Ainsi, la Géorgie ne fête pas son « centième anniversaire ». Le risque que génèrent le raccourci et le manque de nuance est celui de créer une confusion subtile dans la conscience collective géorgienne. Cela donne le sentiment d’appartenir à un État-nation « séculaire » et fait abstraction des longues années sous l’URSS. Sommes-nous en train de nous mettre des œillères face au passé soviétique et de prendre de la hauteur avec le passage – illusoire – d’un nouveau palier temporel ? Le mot « centième » donne-t-il plus de légitimé à l’existence d’un État géorgien ? Ces interrogations pourraient faire l’objet d’une thèse…
Quoi qu’il en soit, la « Fête de l’Indépendance » s’est déroulée dans les quatre coins du monde, en Ukraine, en Bulgarie, en Grèce et même en Égypte (un écran géant ayant été placé par l’ambassade géorgienne près des Pyramides de Gizeh). Dans cette heureuse effervescence, la Géorgie a reçu un vaste soutien de la part des différents États issus du feu « bloc de l’Est », hormis la Russie.
En outre, une Table ronde, intitulée « Coopération pour la prospérité : planification stratégique pour le prochain centenaire », a été organisée à Tbilissi. Le titre de cette Table ronde en dit long sur la volonté politique d’asseoir l’idée qu’un cap a été franchi et que commence désormais un nouveau centenaire.
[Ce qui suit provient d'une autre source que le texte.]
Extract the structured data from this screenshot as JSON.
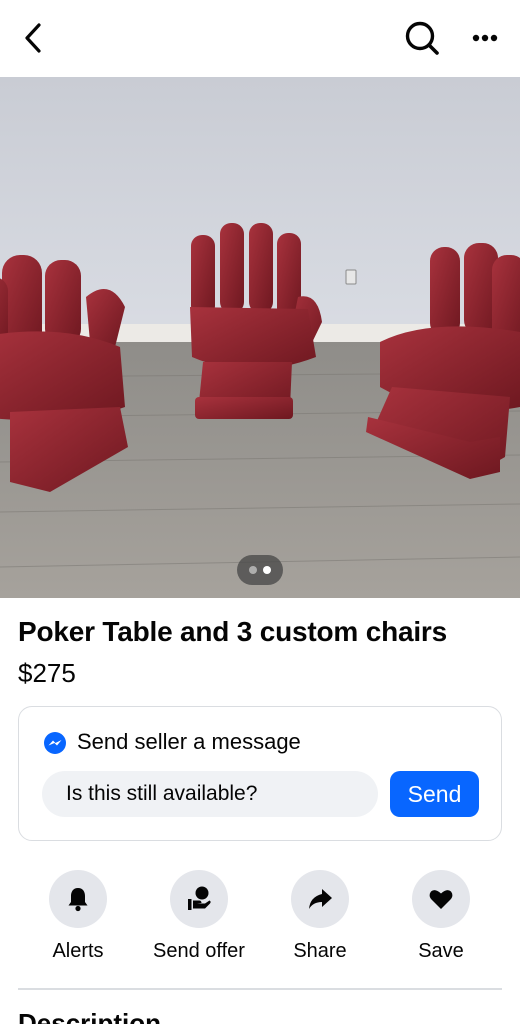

Cette réunion a regroupé de nombreux chefs d’État, présidents de Parlements et diplomates, tels que ceux de la Pologne, de l’Ukraine, de la Moldavie, de la Lettonie, de la Lituanie, de l’Estonie, de la Biélorussie, de la Finlande, mais aussi des représentants des États-Unis, du Royaume-Uni ou encore de la Turquie. Le Président de la Commission européenne, Jean-Claude Juncker, et le Ministre des Affaires étrangères de la France, Jean-Yves Le Drian, étaient aussi présents. Guiorgui Margvelachvili (président de la Géorgie), Andrzej Duda (président de la Pologne), Andry Parouby (président de la Rada ukrainienne) et Andrej Kiska (président de la Slovaquie) ont tenu des propos accusatoires contre la Russie, l’inculpant de freiner l’avancée des réformes en Géorgie et d’incarner une voisine « agressive ».
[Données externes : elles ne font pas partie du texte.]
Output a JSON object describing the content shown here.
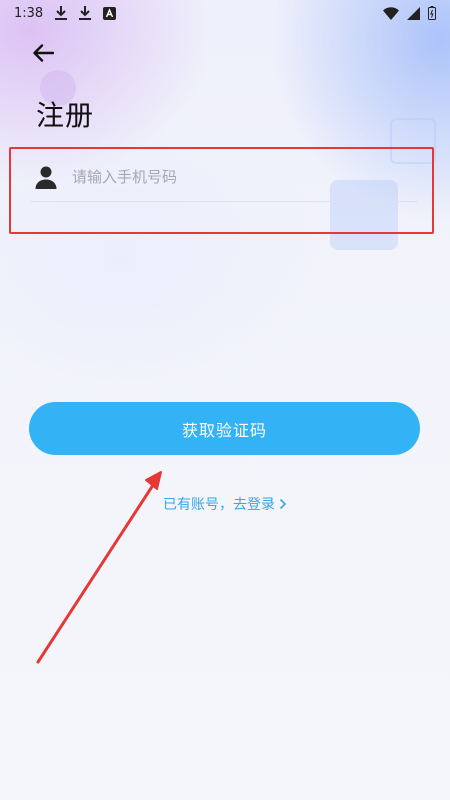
{
  "status_bar": {
    "time": "1:38",
    "icons_left": [
      "download-icon",
      "download-icon",
      "app-store-icon"
    ],
    "icons_right": [
      "wifi-icon",
      "signal-icon",
      "battery-icon"
    ]
  },
  "header": {
    "back_icon": "arrow-left-icon",
    "title": "注册"
  },
  "form": {
    "phone_field": {
      "icon": "user-icon",
      "placeholder": "请输入手机号码",
      "value": ""
    }
  },
  "actions": {
    "get_code_label": "获取验证码",
    "login_link_label": "已有账号，去登录"
  },
  "colors": {
    "accent": "#33b2f6",
    "link": "#36a6e8",
    "annotation_red": "#e53935"
  }
}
De surcroît, Guiorgui Kvirikachvili (Premier ministre géorgien) y a rappelé l’occupation de l’armée bolchevique en 1921 et a présenté l’entrée de la Géorgie dans l’OTAN comme une priorité : « Nous avons grand espoir qu’en 2021, lorsque cent ans se seront écoulés depuis le jour de l’occupation de l’Union soviétique, la Géorgie l’amorcera avec le statut effectif de membre de l’OTAN ». Kvirikachvili accuse doublement la Russie d’occuper le territoire géorgien, en rappelant que la Géorgie a d’abord été occupée en 1921 par l’armée bolchevique, puis en 2008 par l’armée russe qui continue actuellement à avoir une mainmise sur « 20% du territoire géorgien ». Il semble pourtant dangereux de confondre, ou plutôt de créer délibérément des liens entre les événements de février 1921 et ceux d’août 2008. Ce parallèle historique est pour le moins périlleux. Il ne s’agit ni du même contexte, ni des mêmes acteurs, et les conséquences pour la Géorgie sont bien différentes.
Le centenaire de la première déclaration d’indépendance de la Géorgie, un événement positif et chargé d’espoir, n’est donc pas épargné par un climat d’adversité. Bien qu’il existe de multiples raisons de tenir des propos accusatoires contre la Russie et ses actions en Abkhazie et en Ossétie du Sud, les discours prononcés à la Table ronde de ce samedi 26 mai 2018 témoignent d’une imprudence diplomatique.